This is part two of prognostications. I vented a little with the last one so I'll try to stay with the positive on this one. When dealing with Type 2 diabetes, overweight/obesity is normally part of the discussion as it will be this time. One of the largest concerns by some in the insurance industry is the overweight/obesity from youngsters to the elderly.
While I am surprised by some in the insurance industry, they actually are starting to realize that if they can step in and do some preventative actions, the amount of money that can be saved is very substantial. By working with the medical community and encouraging them to intervene and to work with the people of all ages to encourage them to lose weight, later health problems will be reduced.
What surprised me is a few doctors are actually doing this and actually testing many more people for diabetes. If the medical community can succeed with this, many people will be able to prevent onset of diabetes or delay it for many years. When there is over two-thirds of US adults and 17 percent of children that are overweight/obese and still rising, this means that diabetes and prediabetes will continue to rise.
The authors quote studies showing if a person increases in body weight by 11 to 16 pounds of they are doubling their risk of Type 2 diabetes and an increase of body weight by 17 to 24 pounds triples their risk.
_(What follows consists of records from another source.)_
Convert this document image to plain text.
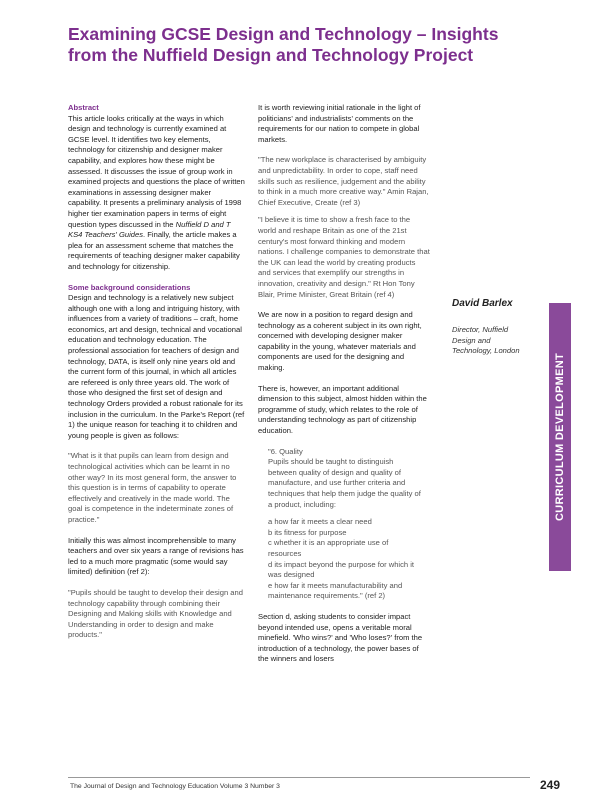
Examining GCSE Design and Technology – Insights from the Nuffield Design and Technology Project

Abstract

This article looks critically at the ways in which design and technology is currently examined at GCSE level. It identifies two key elements, technology for citizenship and designer maker capability, and explores how these might be assessed. It discusses the issue of group work in examined projects and questions the place of written examinations in assessing designer maker capability. It presents a preliminary analysis of 1998 higher tier examination papers in terms of eight question types discussed in the Nuffield D and T KS4 Teachers' Guides. Finally, the article makes a plea for an assessment scheme that matches the requirements of teaching designer maker capability and technology for citizenship.

Some background considerations

Design and technology is a relatively new subject although one with a long and intriguing history, with influences from a variety of traditions – craft, home economics, art and design, technical and vocational education and technology education. The professional association for teachers of design and technology, DATA, is itself only nine years old and the current form of this journal, in which all articles are refereed is only three years old. The work of those who designed the first set of design and technology Orders provided a robust rationale for its inclusion in the curriculum. In the Parke's Report (ref 1) the unique reason for teaching it to children and young people is given as follows:

"What is it that pupils can learn from design and technological activities which can be learnt in no other way? In its most general form, the answer to this question is in terms of capability to operate effectively and creatively in the made world. The goal is competence in the indeterminate zones of practice."

Initially this was almost incomprehensible to many teachers and over six years a range of revisions has led to a much more pragmatic (some would say limited) definition (ref 2):

"Pupils should be taught to develop their design and technology capability through combining their Designing and Making skills with Knowledge and Understanding in order to design and make products."

It is worth reviewing initial rationale in the light of politicians' and industrialists' comments on the requirements for our nation to compete in global markets.

"The new workplace is characterised by ambiguity and unpredictability. In order to cope, staff need skills such as resilience, judgement and the ability to think in a much more creative way." Amin Rajan, Chief Executive, Create (ref 3)

"I believe it is time to show a fresh face to the world and reshape Britain as one of the 21st century's most forward thinking and modern nations. I challenge companies to demonstrate that the UK can lead the world by creating products and services that exemplify our strengths in innovation, creativity and design." Rt Hon Tony Blair, Prime Minister, Great Britain (ref 4)

We are now in a position to regard design and technology as a coherent subject in its own right, concerned with developing designer maker capability in the young, whatever materials and components are used for the designing and making.

There is, however, an important additional dimension to this subject, almost hidden within the programme of study, which relates to the role of understanding technology as part of citizenship education.

"6. Quality

Pupils should be taught to distinguish between quality of design and quality of manufacture, and use further criteria and techniques that help them judge the quality of a product, including:

a how far it meets a clear need

b its fitness for purpose

c whether it is an appropriate use of resources

d its impact beyond the purpose for which it was designed

e how far it meets manufacturability and maintenance requirements." (ref 2)

Section d, asking students to consider impact beyond intended use, opens a veritable moral minefield. 'Who wins?' and 'Who loses?' from the introduction of a technology, the power bases of the winners and losers

David Barlex

Director, Nuffield

Design and

Technology, London

CURRICULUM DEVELOPMENT
The Journal of Design and Technology Education Volume 3 Number 3	249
Since diabetes generally follows the course from obesity, to prediabetes, and then diabetes, many feel that the place to start is before prediabetes.
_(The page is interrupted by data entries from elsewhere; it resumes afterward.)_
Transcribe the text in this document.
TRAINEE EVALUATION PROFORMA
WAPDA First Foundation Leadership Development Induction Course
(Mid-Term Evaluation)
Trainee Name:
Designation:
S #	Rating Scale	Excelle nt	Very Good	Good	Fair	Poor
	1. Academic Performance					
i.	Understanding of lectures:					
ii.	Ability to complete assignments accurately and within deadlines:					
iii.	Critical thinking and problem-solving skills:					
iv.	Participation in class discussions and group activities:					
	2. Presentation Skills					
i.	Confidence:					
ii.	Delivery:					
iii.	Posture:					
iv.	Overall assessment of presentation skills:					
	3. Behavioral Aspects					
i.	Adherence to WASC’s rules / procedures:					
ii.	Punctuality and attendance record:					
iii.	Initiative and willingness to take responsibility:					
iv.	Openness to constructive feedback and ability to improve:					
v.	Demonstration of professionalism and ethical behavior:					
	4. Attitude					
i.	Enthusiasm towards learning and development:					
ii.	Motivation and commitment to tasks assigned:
The United Health Group offers four solutions. Three of the solutions involve intervention strategies and the other is a medication and care compliance program. Interventions would involve lifestyle to include public health and more extensive use of wellness programs, community-based intervention programs, and public-private partnerships for lifestyle intervention.
This is where I have to say, not well done. They are looking to unproven and unreliable public health and community-based programs which also are notoriously unreliable. There are a few community-based programs that are successful because of the strong people operating them. I have to ask why the UHG is unwilling to work wit the medical community and pay the doctors to do the intervention? Also in some areas of the country there are strong nurse groups that are capable to this work.
This is the second part of three parts.